Entre 2010 e 2020, pelo
menos 103.149 crianças e adolescentes com idades de até 19 anos morreram no
Brasil, vítimas de agressão, segundo levantamento divulgado pela Sociedade
Brasileira de Pediatria (SBP). Acrescentou que, do total, cerca de 2 mil
vítimas tinham menos de 4 anos.
As agressões estão
agrupadas no Sistema de Informações sobre Mortalidade, do Ministério da Saúde,
de acordo com a Classificação Internacional de Doenças (CID-10) no Capítulo XX
de Causas externas de morbidade e mortalidade e representam uma das causas mais
comuns de ocorrência no Brasil.
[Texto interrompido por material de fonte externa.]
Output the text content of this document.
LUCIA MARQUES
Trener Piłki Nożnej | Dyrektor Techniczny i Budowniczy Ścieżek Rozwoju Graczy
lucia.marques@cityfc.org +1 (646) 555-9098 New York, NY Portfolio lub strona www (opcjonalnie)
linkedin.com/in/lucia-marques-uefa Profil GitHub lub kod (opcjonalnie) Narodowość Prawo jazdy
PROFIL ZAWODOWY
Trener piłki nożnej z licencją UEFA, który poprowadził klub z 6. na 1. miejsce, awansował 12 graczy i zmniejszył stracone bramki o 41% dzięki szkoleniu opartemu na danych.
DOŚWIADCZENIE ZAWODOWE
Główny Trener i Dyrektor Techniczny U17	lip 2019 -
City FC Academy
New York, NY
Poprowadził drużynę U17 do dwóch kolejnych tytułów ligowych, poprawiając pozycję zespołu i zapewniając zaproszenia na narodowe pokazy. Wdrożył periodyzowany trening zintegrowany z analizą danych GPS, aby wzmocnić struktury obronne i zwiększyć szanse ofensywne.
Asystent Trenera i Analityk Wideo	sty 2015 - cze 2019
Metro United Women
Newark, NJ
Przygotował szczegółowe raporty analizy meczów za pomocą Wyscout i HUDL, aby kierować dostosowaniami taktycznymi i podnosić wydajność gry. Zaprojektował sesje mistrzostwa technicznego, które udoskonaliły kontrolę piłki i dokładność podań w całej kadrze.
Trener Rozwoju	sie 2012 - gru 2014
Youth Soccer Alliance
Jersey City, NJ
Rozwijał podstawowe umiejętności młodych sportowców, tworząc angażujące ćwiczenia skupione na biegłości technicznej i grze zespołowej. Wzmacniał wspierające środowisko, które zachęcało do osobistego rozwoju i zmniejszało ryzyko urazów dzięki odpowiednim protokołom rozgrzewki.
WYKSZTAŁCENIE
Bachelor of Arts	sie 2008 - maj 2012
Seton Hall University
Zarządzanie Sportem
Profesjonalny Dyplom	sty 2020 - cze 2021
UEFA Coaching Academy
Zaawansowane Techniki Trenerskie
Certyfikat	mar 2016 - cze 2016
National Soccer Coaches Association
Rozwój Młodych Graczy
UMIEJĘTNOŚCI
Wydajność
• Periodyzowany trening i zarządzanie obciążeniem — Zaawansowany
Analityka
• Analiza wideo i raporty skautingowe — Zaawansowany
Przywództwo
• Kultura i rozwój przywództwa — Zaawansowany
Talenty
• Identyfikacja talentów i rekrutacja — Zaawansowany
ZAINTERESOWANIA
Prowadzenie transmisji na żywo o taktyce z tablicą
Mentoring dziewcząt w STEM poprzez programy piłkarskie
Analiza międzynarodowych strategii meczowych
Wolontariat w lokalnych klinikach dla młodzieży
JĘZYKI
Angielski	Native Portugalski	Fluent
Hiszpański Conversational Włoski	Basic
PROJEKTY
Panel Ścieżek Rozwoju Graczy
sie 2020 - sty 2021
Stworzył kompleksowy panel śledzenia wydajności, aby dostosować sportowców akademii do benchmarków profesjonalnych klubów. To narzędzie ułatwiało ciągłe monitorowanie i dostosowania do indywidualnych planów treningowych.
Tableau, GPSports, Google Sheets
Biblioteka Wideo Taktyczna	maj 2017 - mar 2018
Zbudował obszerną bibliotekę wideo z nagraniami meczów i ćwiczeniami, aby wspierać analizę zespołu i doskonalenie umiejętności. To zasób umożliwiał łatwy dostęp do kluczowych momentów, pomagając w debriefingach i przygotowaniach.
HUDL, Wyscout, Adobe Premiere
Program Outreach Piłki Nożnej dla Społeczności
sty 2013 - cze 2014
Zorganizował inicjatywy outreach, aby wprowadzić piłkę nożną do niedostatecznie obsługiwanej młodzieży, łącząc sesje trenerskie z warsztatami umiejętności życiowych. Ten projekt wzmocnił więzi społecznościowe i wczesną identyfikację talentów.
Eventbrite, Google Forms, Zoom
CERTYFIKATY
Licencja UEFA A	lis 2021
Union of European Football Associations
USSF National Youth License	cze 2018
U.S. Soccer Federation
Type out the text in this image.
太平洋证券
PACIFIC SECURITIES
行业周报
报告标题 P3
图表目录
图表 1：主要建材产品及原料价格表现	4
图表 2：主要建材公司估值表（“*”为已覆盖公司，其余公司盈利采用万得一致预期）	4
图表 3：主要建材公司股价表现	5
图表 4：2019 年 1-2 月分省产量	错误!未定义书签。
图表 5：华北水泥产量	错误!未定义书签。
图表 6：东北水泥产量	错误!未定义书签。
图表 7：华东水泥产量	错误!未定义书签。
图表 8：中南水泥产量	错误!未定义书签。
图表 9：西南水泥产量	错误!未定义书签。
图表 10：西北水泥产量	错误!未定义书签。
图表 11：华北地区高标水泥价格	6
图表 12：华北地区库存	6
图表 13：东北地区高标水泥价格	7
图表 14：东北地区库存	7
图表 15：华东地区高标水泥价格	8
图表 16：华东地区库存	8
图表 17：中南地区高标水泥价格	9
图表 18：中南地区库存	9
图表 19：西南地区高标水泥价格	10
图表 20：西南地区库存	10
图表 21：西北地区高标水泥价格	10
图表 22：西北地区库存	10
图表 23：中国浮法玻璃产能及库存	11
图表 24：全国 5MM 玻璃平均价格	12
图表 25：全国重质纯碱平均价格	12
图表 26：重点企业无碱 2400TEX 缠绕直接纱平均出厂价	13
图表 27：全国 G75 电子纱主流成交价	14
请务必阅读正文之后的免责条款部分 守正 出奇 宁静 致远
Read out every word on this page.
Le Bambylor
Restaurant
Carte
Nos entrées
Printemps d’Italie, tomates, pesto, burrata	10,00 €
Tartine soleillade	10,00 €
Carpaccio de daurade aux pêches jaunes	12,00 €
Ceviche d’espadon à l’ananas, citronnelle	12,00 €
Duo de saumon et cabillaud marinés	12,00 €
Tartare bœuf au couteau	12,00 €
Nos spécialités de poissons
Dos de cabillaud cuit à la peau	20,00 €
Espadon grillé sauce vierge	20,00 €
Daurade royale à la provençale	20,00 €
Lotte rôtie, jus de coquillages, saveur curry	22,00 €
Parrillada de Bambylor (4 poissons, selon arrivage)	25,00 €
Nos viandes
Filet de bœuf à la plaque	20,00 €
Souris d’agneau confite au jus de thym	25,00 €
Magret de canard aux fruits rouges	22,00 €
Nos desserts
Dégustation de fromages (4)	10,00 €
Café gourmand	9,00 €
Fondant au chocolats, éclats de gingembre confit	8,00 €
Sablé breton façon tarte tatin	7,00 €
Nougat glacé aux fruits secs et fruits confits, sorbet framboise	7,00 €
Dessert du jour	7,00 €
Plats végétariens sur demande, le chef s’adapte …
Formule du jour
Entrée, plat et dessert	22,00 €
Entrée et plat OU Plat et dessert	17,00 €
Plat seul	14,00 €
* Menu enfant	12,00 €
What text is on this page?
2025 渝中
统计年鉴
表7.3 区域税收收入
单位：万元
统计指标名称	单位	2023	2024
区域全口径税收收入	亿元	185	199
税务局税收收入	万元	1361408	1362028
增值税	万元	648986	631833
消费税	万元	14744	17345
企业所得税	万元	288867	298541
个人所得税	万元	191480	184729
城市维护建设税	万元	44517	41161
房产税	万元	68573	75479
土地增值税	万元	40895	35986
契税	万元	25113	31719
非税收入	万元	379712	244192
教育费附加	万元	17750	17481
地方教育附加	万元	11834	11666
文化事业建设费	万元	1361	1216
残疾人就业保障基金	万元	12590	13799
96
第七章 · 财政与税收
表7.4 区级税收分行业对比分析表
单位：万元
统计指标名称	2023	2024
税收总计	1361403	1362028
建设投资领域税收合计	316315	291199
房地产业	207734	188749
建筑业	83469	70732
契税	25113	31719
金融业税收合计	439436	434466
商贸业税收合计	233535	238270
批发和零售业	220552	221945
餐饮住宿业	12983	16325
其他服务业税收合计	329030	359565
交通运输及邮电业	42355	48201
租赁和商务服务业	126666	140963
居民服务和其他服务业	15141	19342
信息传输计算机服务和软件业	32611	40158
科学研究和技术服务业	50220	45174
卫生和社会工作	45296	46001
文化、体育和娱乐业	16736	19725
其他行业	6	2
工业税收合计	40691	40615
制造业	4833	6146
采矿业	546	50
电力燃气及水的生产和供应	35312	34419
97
Junto aos acidentes, são a maior causa de morte
a partir de um ano de idade até aos 19 anos.
De acordo com a presidente
da SBP, estudos científicos e a prática dos profissionais que lidam com a
infância e a adolescência indicam que o tratamento humilhante, os castigos
físicos e qualquer conduta que ameace ou ridicularize a criança ou o
adolescente, quando não letais, podem ser extremamente danosos à sua formação
de personalidade e como indivíduos para a sociedade, bem como interferem
negativamente na construção da sua potencialidade de lutar pela vida e no seu equilíbrio
psicossocial. “Nascer e crescer em um ambiente sem violência é imprescindível
para que uma criança tenha a garantia de uma vida saudável, tanto física quanto
emocional”, destacou.
PANDEMIA – Embora os dados
de mortalidade de 2020 ainda sejam preliminares, os especialistas acreditam que
o isolamento social tenha exposto a população pediátrica a uma maior incidência
de violência doméstica e, consequentemente, aumentado o número de casos letais.
As medidas de
distanciamento social, incluindo o fechamento de escolas, foram adotadas por
mais de 170 países e afetaram quase 80% de toda população estudantil mundial,
fazendo com que a maior parte das crianças permanecesse praticamente todo o
tempo em suas casas. Sabe-se, por exemplo, que só no mês de março de 2020, o
Brasil apresentou aumento de 17% no número de ligações notificando a violência
contra a mulher.
“De maneira similar,
trabalhos nacionais e internacionais destacam que, diante de um cenário de
risco e vulnerabilidade social, o isolamento domiciliar expõe crianças e
adolescentes a maiores conflitos e tensões e à piora da violência
intrafamiliar, sem que tenham condições de denunciar esta violência ou ser ela
percebida pelos outros meios que estaria frequentando, como a escola”, explicou
Marco Gama, presidente do Departamento Científico de Segurança da SBP.
Segundo ele, o estresse
característico desse período, causou impacto em todos os cenários e tem
aumentado à chance de violência e os resultados negativos para a saúde física e
mental das crianças. No entanto, avalia, independentemente da pandemia, os
casos de violência contra os mais frágeis, no caso criança e adolescente sempre
existiram, sendo a maioria de natureza doméstica ou intrafamiliar.
“As situações de violência
doméstica que levam à morte crianças e adolescentes costumam ser casos
crônicos, repetitivos, de violência progressiva, onde a vítima não recebeu a
assistência e as medidas de proteção que deveriam ter sido tomadas para
mantê-la viva, tanto dos outros familiares, como da sociedade e do Estado”,
alertou.
Para a dra. Luci Yara
Pfeiffer, também do DC de Segurança, é preciso que o mito de que criança e
adolescente são propriedades de seus pais ou responsáveis, que podem fazer com
eles o que quiserem, precisa ser abolido da sociedade. “As crianças e
adolescentes precisam deixar de ser invisíveis, bem como seus sofrimentos.
Todos que testemunham violências contra eles, ou que tenham suspeita de que
estejam sendo agredidos, seja física, seja psíquica ou sexualmente precisam
notificar, tentar orientar, acompanhar e proteger. As crianças e adolescentes
dependem de todos nós para crescerem em uma vida digna e saudável”, enfatiza.